As of Monday, Athletic Director Dan Radakovich has accepted a new position as the new Clemson athletic director. This comes as a shock to much of the Tech athletic community due to the fact that Radakovich’s intentions were known only to himself. Institute President G.P. “Bud” Peterson himself was left in the dark, only to find out from Clemson’s president.
Ironically enough, during his press conference on the same day, Radakovich spoke of having transparency within his new athletic department.
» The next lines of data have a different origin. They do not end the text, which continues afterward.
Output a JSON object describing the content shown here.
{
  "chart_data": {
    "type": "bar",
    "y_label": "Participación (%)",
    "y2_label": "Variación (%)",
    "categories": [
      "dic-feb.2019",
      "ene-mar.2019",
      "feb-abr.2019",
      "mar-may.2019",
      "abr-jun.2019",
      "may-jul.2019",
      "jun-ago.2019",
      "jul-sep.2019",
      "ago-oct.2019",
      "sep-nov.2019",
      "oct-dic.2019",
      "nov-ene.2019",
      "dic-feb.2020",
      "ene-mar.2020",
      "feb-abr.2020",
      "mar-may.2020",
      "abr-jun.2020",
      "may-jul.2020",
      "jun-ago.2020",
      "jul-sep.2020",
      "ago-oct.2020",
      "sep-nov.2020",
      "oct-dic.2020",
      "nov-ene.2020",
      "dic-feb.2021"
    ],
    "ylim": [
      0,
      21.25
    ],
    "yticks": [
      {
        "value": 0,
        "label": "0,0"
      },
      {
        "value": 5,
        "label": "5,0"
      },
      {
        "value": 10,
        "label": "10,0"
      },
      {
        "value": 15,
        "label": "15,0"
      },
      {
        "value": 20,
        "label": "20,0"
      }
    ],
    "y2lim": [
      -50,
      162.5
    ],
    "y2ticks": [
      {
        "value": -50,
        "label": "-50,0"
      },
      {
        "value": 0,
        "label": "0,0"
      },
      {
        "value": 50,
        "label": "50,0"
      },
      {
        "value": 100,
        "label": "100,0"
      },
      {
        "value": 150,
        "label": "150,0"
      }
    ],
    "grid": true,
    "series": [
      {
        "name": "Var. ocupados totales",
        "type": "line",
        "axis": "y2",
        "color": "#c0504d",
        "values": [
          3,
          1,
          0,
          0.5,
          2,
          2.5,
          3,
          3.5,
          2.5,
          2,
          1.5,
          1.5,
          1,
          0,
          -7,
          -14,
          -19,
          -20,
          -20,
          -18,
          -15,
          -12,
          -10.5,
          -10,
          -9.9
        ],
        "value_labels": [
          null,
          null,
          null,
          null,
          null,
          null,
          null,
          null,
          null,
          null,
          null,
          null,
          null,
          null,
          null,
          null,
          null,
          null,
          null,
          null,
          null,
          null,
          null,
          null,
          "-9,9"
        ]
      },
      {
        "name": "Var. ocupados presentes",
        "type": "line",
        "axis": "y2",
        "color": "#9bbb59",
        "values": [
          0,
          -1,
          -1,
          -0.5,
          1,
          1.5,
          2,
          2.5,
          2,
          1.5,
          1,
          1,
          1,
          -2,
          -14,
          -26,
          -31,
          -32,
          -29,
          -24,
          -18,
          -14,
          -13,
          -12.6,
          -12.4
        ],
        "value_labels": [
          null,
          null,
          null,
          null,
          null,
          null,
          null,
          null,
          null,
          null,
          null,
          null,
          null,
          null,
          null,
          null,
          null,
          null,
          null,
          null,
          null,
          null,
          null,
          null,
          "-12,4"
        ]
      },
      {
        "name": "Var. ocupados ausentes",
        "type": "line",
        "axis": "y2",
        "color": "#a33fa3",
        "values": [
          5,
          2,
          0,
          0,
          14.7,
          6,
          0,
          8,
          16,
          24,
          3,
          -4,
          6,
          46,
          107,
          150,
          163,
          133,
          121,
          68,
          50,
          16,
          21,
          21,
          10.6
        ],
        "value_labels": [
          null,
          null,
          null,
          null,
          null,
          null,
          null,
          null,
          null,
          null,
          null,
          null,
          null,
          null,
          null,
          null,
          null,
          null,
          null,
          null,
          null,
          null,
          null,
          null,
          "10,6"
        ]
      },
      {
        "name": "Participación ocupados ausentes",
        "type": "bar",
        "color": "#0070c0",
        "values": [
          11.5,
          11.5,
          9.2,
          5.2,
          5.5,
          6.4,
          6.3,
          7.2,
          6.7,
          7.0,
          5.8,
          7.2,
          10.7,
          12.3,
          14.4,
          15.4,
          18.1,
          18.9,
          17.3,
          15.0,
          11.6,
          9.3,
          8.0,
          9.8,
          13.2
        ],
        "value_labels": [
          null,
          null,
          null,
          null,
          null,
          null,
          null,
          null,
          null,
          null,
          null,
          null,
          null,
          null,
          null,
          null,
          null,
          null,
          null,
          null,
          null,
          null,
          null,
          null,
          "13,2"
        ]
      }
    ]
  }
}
This is the same individual who cost Tech an ACC championship and hefty fines with the NCAA simply by avoiding transparency.
While this does strike a blow to Tech’s athletic department, especially during a rocky football season, Radakovich’s departure is not as painful as it may seem.
It goes without saying that Radakovich has been helpful to the Institute in a few different ways, particularly in helping to create new facilities that have benefited the athletic department as a whole. He made these improvements while taking advantage of a bad economy, thereby helping Tech to reduce the cost of these improvements in the long run.
Yet many of Radakovich’s policies have also inhibited the growth of our athletics. Various ticket policies that he enacted—policies inevitably shaped by his time at LSU, a school with a massive localized fan base—increased prices and created hurdles for students and alumni to purchase tickets. In trying to promote Tech to the larger Atlanta market and thus attract a wider swath of fans, Radakovich caused a great deal of frustration to devoted fans among the students and alumni.
With Radakovich gone, Tech has the chance to hire a new AD that better understands the Tech community and the unique situation of its athletic program—someone who is truly enthusiastic about guiding Tech athletics and engaging its large, if widespread, fan base.